A partir de la Ley 1116 de 2006, en Colombia se abrió la puerta para que los fideicomisos pudieran ser sometidos al régimen de insolvencia en cualquiera de sus dos modalidades: reorganización empresarial o liquidación judicial.
Desde ese entonces, han pasado poco menos de 15 años y aunque su incorporación sigue siendo loable, el balance de su aplicación puede considerarse pobre en términos de solicitudes, admisión de las mismas y confirmación de acuerdos por parte del juez del concurso.
Ante la peor crisis sistémica que haya atravesado nuestra economía, vale reflexionar sobre algunos problemas jurídicos a los que podrían verse expuestos quienes vienen desplegando su actividad empresarial a través de esquemas fiduciarios y están pensando en acceder a los mecanismos de recuperación empresarial previstos tanto en el régimen ordinario, como en el excepcional, recientemente expedido en los Decretos 560 y 772 de 2020.
Para empezar, es aconsejable discernir aspectos tales como la naturaleza del fideicomiso, con miras a determinar si es de los que pueden llegar a ser considerados como deudores concursales, ya que pese a la claridad de la ley, el reglamento enrarece su aplicación, cuando, exempli gratia, entra a clasificar y definir en la CBJ de la Superfinanciera los negocios fiduciarios, y asimila únicamente a los de “administración” con los “empresariales”, dejando por fuera a los “inmobiliarios”, a aquellos a través de los cuales se “comercializan participaciones fiduciarias”, configurados típicamente para hacer empresa, así como a los que atienden a finalidades mixtas como de “garantía” y “administración”.
La misma complejidad reviste la definición de fideicomisos empresariales que ofrece el Decreto 1074 de 2015, que limita la actividad empresarial a la “administración y custodia” de bienes, desconociendo la elemental noción de empresa contenida en el artículo 25 del Código de Comercio, pretermitiendo aquellas relativas a la producción o transformación o circulación de bienes, o para la prestación de servicios.
No menos desafíos entraña la aplicación de figuras como la capitalización de pasivos de la que habla el artículo 4º del Decreto 560 de 2020, que pareciera ser propia de la insolvencia corporativa.
De igual forma, merece atención el debate en torno a la aplicación de la responsabilidad subsidiaria para controlantes y matrices del artículo 61 de la Ley 1116, ante la dificultad de dilucidar el alcance de la expresión “influencia dominante” y “control” en un ecosistema fiduciario.
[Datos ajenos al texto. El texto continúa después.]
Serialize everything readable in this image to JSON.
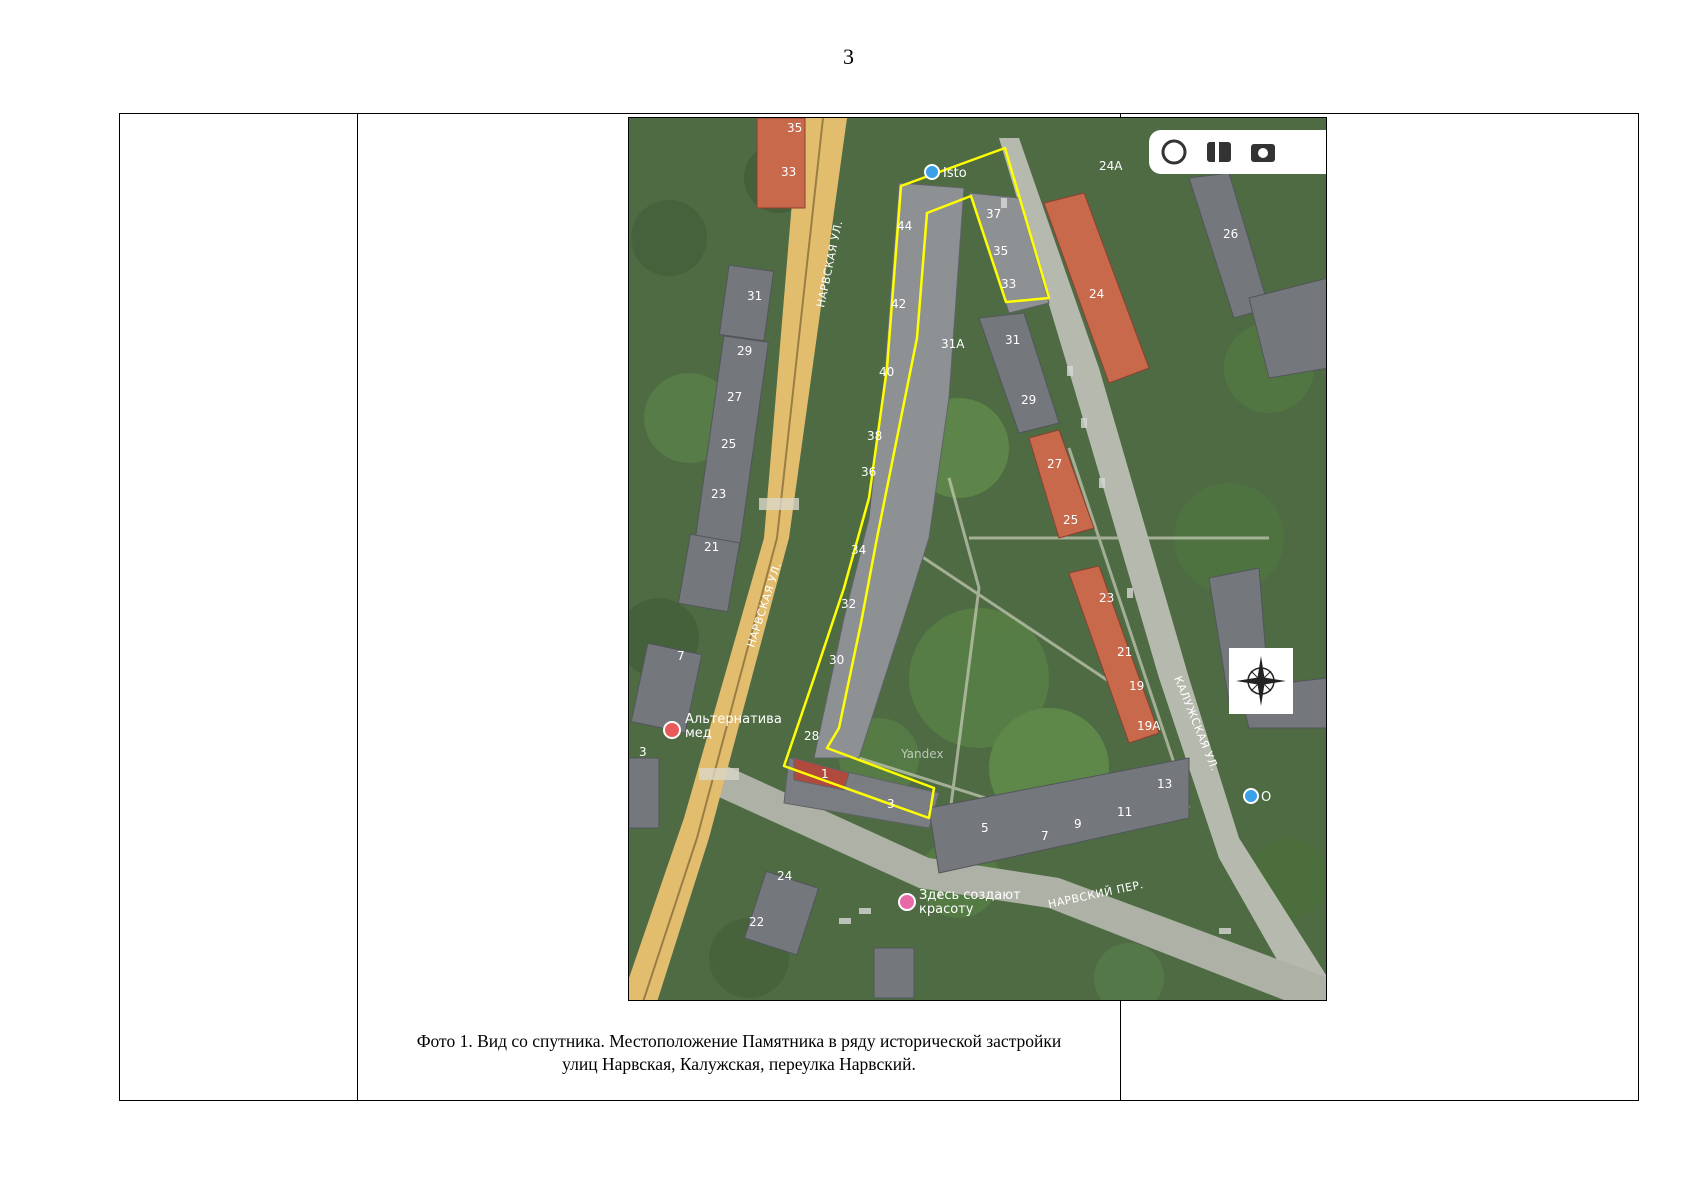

Así mismo, resulta controversial la posible interpretación del parágrafo del artículo 3º de la norma precitada, según la cual, quienes realizan su empresa por medio del fideicomiso son los “respectivos deudores” de las obligaciones asumidas por este, lo que de entrada sugiere un conflicto con la reglamentación que, sin sustento en la ley en sentido formal, concibe a los patrimonios autónomos como únicos receptores de las obligaciones legales y contractuales asumidas a través de su vocera. Con ello, soporta además la posición mayoritaria de que aquellos, al igual que las sociedades de capital, son mecanismos de riesgo limitado.
Como puede verse, el acceso de los fideicomisos al régimen de insolvencia no está exento de discusiones de orden sustancial y procesal, que deberán superarse ponderando el estímulo al desarrollo empresarial y la preservación de la estabilidad y el orden económico como fines esenciales del Estado.